The table below reports representative full-test results on the fixed 7,500-episode held-out split. LLM agents are evaluated zero-shot with prompt version v1; heuristic policies are evaluated under the same simulator, episode seeds, action schema, and hidden-information boundary.
| Policy | Deal rate | Avg. profit (USD) | Avg. rounds | Walkaway rate | Invalid rate |
|---|---|---|---|---|---|
| Random | 0.5769 | 6,572.33 | 1.3541 | 0.4231 | 0.0000 |
| Concession heuristic | 0.7268 | 14,774.11 | 1.7123 | 0.2732 | 0.0000 |
| DeepSeek V4 Flash | 0.9903 | 6,749.21 | 1.0313 | 0.0097 | 0.0000 |
| Kimi K2.6 | 1.0000 | 4,514.43 | 1.0000 | 0.0000 | 0.0000 |
| Qwen3.6 Plus | 0.9985 | 5,979.55 | 1.0036 | 0.0015 | 0.0000 |
These results illustrate the benchmark's diagnostic separation: zero-shot LLM agents can produce valid structured actions and close deals at high rates, while still earning substantially lower seller profit than a simple concession heuristic. PrefBench therefore evaluates strategic pricing quality, not only language-interface compliance or agreement seeking.
This repository is intended to accompany the PrefBench manuscript. It includes the simulator, benchmark runners, fixed public test split, fixed LLM evaluation subset, catalog and persona configs, reference heuristic baselines, OpenAI-compatible LLM evaluation code, and scripts for reproducing aggregate metrics.
The repository does not include provider API keys, local experiment outputs, large train/validation persona-bank files, local notes, or local drafts.
A manuscript describing PrefBench is in preparation. Citation information and the paper link will be added after the paper is publicly available. Until then, please cite this repository if you use the benchmark code or data.
PrefBench builds on or interfaces with:
- NegMAS for negotiation mechanism support.
- PyYAML and standard Python tooling for reproducible configuration, simulation, and data generation.
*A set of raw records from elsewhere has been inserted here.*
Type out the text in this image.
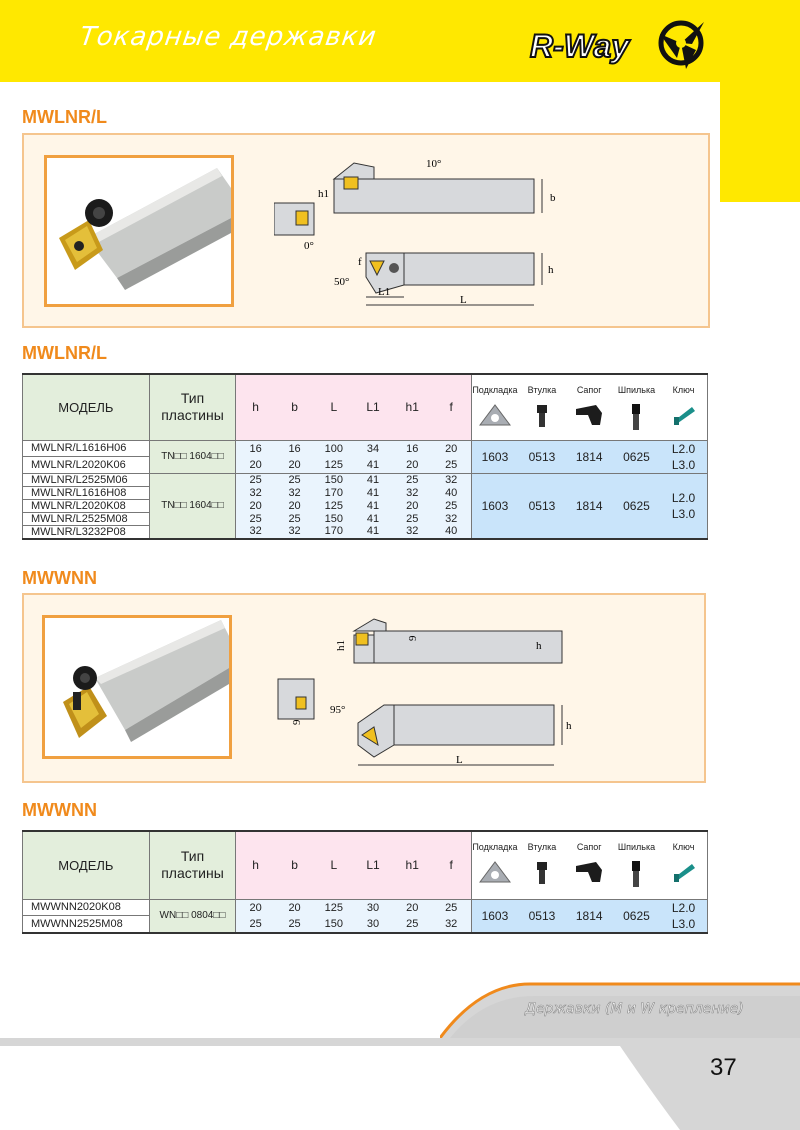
Токарные державки	R-Way
MWLNR/L
10°
h1	b
0°
f
h
50°
L1
L
MWLNR/L
МОДЕЛЬ	Тип пластины	h	b	L	L1	h1	f	Подкладка	Втулка	Сапог	Шпилька	Ключ

MWLNR/L1616H06	TN□□ 1604□□	16	16	100	34	16	20	1603	0513	1814	0625	L2.0
L3.0

MWLNR/L2020K06		20	20	125	41	20	25					
MWLNR/L2525M06	TN□□ 1604□□	25	25	150	41	25	32	1603	0513	1814	0625	L2.0
L3.0

MWLNR/L1616H08		32	32	170	41	32	40					
MWLNR/L2020K08		20	20	125	41	20	25					
MWLNR/L2525M08		25	25	150	41	25	32					
MWLNR/L3232P08		32	32	170	41	32	40					
MWWNN
h1
9
h
9
95°
h
L
MWWNN
МОДЕЛЬ	Тип пластины	h	b	L	L1	h1	f	Подкладка	Втулка	Сапог	Шпилька	Ключ

MWWNN2020K08	WN□□ 0804□□	20	20	125	30	20	25	1603	0513	1814	0625	L2.0
L3.0

MWWNN2525M08		25	25	150	30	25	32					
Державки (M и W крепление)
37
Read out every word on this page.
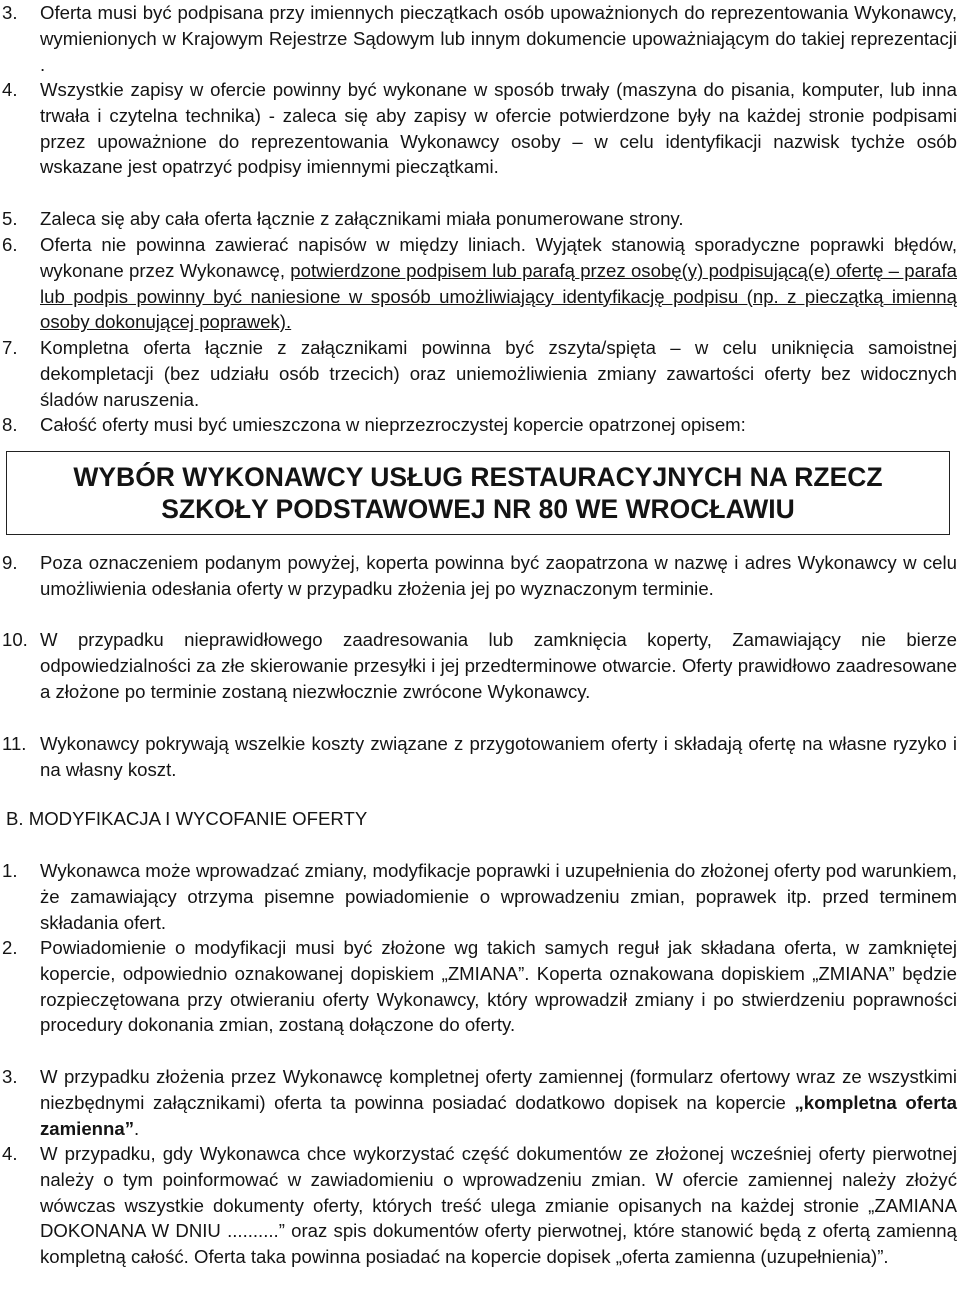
3. Oferta musi być podpisana przy imiennych pieczątkach osób upoważnionych do reprezentowania Wykonawcy, wymienionych w Krajowym Rejestrze Sądowym lub innym dokumencie upoważniającym do takiej reprezentacji .
4. Wszystkie zapisy w ofercie powinny być wykonane w sposób trwały (maszyna do pisania, komputer, lub inna trwała i czytelna technika) - zaleca się aby zapisy w ofercie potwierdzone były na każdej stronie podpisami przez upoważnione do reprezentowania Wykonawcy osoby – w celu identyfikacji nazwisk tychże osób wskazane jest opatrzyć podpisy imiennymi pieczątkami.
5. Zaleca się aby cała oferta łącznie z załącznikami miała ponumerowane strony.
6. Oferta nie powinna zawierać napisów w między liniach. Wyjątek stanowią sporadyczne poprawki błędów, wykonane przez Wykonawcę, potwierdzone podpisem lub parafą przez osobę(y) podpisującą(e) ofertę – parafa lub podpis powinny być naniesione w sposób umożliwiający identyfikację podpisu (np. z pieczątką imienną osoby dokonującej poprawek).
7. Kompletna oferta łącznie z załącznikami powinna być zszyta/spięta – w celu uniknięcia samoistnej dekompletacji (bez udziału osób trzecich) oraz uniemożliwienia zmiany zawartości oferty bez widocznych śladów naruszenia.
8. Całość oferty musi być umieszczona w nieprzezroczystej kopercie opatrzonej opisem:
WYBÓR WYKONAWCY USŁUG RESTAURACYJNYCH NA RZECZ
SZKOŁY PODSTAWOWEJ NR 80 WE WROCŁAWIU
9. Poza oznaczeniem podanym powyżej, koperta powinna być zaopatrzona w nazwę i adres Wykonawcy w celu umożliwienia odesłania oferty w przypadku złożenia jej po wyznaczonym terminie.
10. W przypadku nieprawidłowego zaadresowania lub zamknięcia koperty, Zamawiający nie bierze odpowiedzialności za złe skierowanie przesyłki i jej przedterminowe otwarcie. Oferty prawidłowo zaadresowane a złożone po terminie zostaną niezwłocznie zwrócone Wykonawcy.
11. Wykonawcy pokrywają wszelkie koszty związane z przygotowaniem oferty i składają ofertę na własne ryzyko i na własny koszt.
B. MODYFIKACJA I WYCOFANIE OFERTY
1. Wykonawca może wprowadzać zmiany, modyfikacje poprawki i uzupełnienia do złożonej oferty pod warunkiem, że zamawiający otrzyma pisemne powiadomienie o wprowadzeniu zmian, poprawek itp. przed terminem składania ofert.
2. Powiadomienie o modyfikacji musi być złożone wg takich samych reguł jak składana oferta, w zamkniętej kopercie, odpowiednio oznakowanej dopiskiem „ZMIANA”. Koperta oznakowana dopiskiem „ZMIANA” będzie rozpieczętowana przy otwieraniu oferty Wykonawcy, który wprowadził zmiany i po stwierdzeniu poprawności procedury dokonania zmian, zostaną dołączone do oferty.
3. W przypadku złożenia przez Wykonawcę kompletnej oferty zamiennej (formularz ofertowy wraz ze wszystkimi niezbędnymi załącznikami) oferta ta powinna posiadać dodatkowo dopisek na kopercie „kompletna oferta zamienna”.
4. W przypadku, gdy Wykonawca chce wykorzystać część dokumentów ze złożonej wcześniej oferty pierwotnej należy o tym poinformować w zawiadomieniu o wprowadzeniu zmian. W ofercie zamiennej należy złożyć wówczas wszystkie dokumenty oferty, których treść ulega zmianie opisanych na każdej stronie „ZAMIANA DOKONANA W DNIU ..........” oraz spis dokumentów oferty pierwotnej, które stanowić będą z ofertą zamienną kompletną całość. Oferta taka powinna posiadać na kopercie dopisek „oferta zamienna (uzupełnienia)”.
The customization catalog is derived from publicly available Mercedes-Benz E350 configuration information and is used only as a research benchmark anchor. Mercedes-Benz and related model names remain the property of their respective owners. This project is not affiliated with, endorsed by, or sponsored by Mercedes-Benz.
This project is distributed under the MIT License. See LICENSE for details.